Dilerim Cumhuriyet’in 100. Yılında Atatürk’ün işaret ettiği sanatın ve bilimin yolundan daha kararlı adımlar ve düzgün işleyen bir kültürel politikayla gitmek mümkün olur. Çünkü iktidara sahip olmak, kültürel hegemonyaya yetmiyorsa da; kültürü yönetmek iktidarın yolculuğunda ve kalıcılığında çok önemli bir işleve sahip. Bu iktidarı sadece ülke yönetimi olarak düşünmeyelim, bir ülkenin pasaportunun gücü bile bu algıdan geliyor, bunu aklımızda tutalım. Şu an büyük bir ekonomik zorlukla karşı karşıyayız, bu bir gerçek.
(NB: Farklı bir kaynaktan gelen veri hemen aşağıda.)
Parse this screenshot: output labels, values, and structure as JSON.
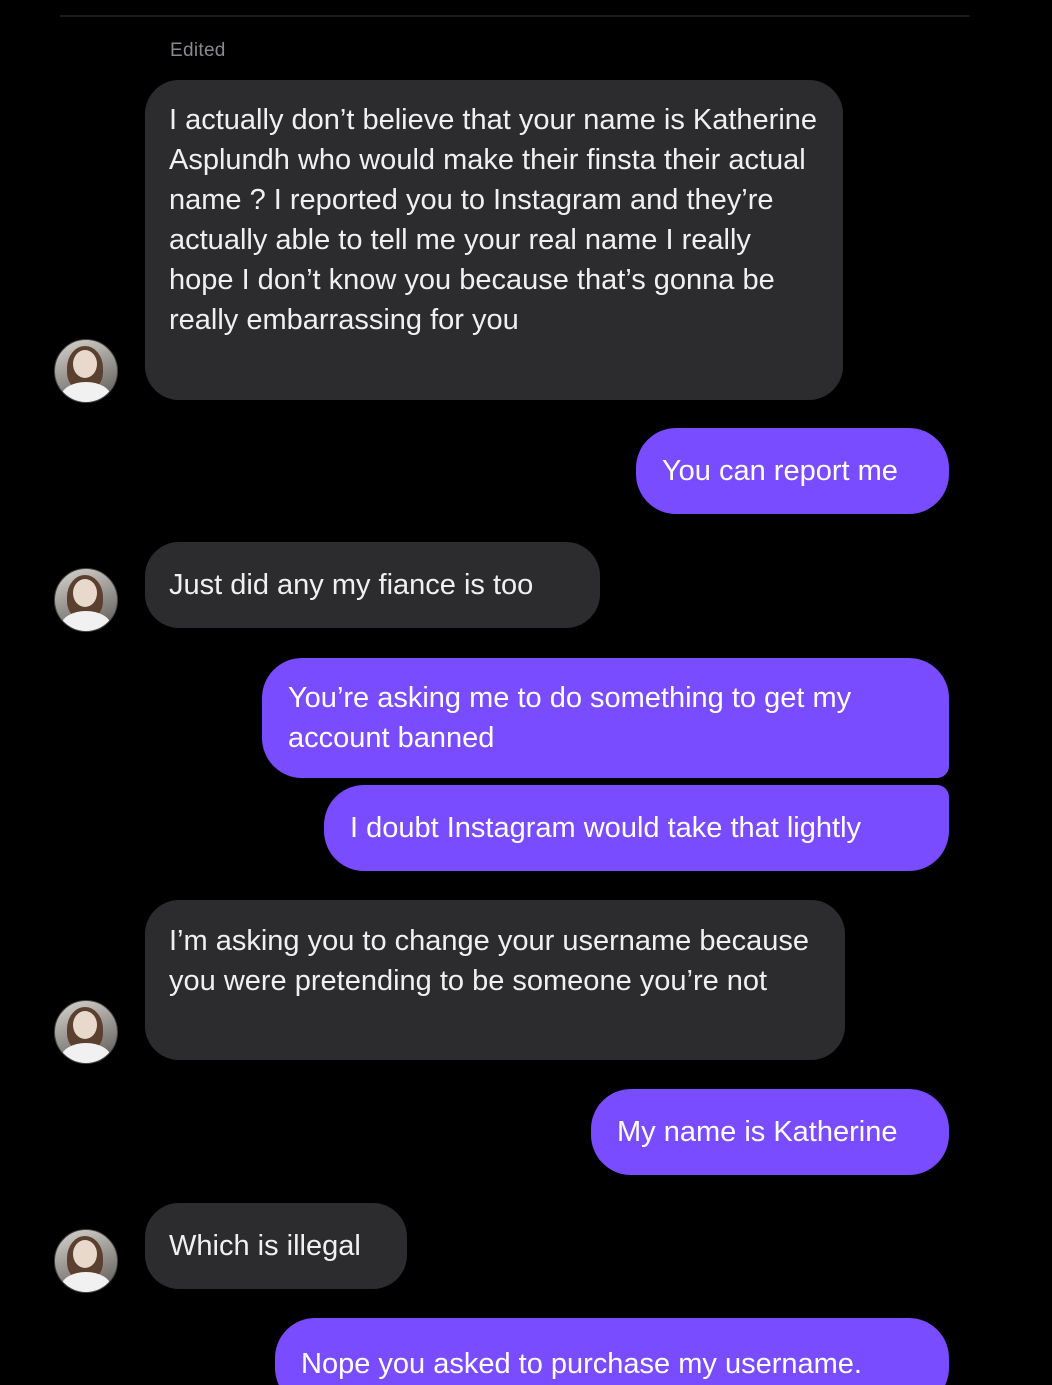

Ülkenin en can alıcı gündemi de bu bana kalırsa. Fakat buradan bir çıkış yolu mutlaka var. Yeni ekonomik modeller de burada kritik bir rol üstleniyor ki aldığım kültür yönetimi eğitiminde İngiliz hocaların en çok altını çizdiği konu buydu. Dünya sanatsal üretimlerin ekonomik ağırlığına doğru gidecek. Burada asıl konu, bu ekonomik güce kim sahip olacak?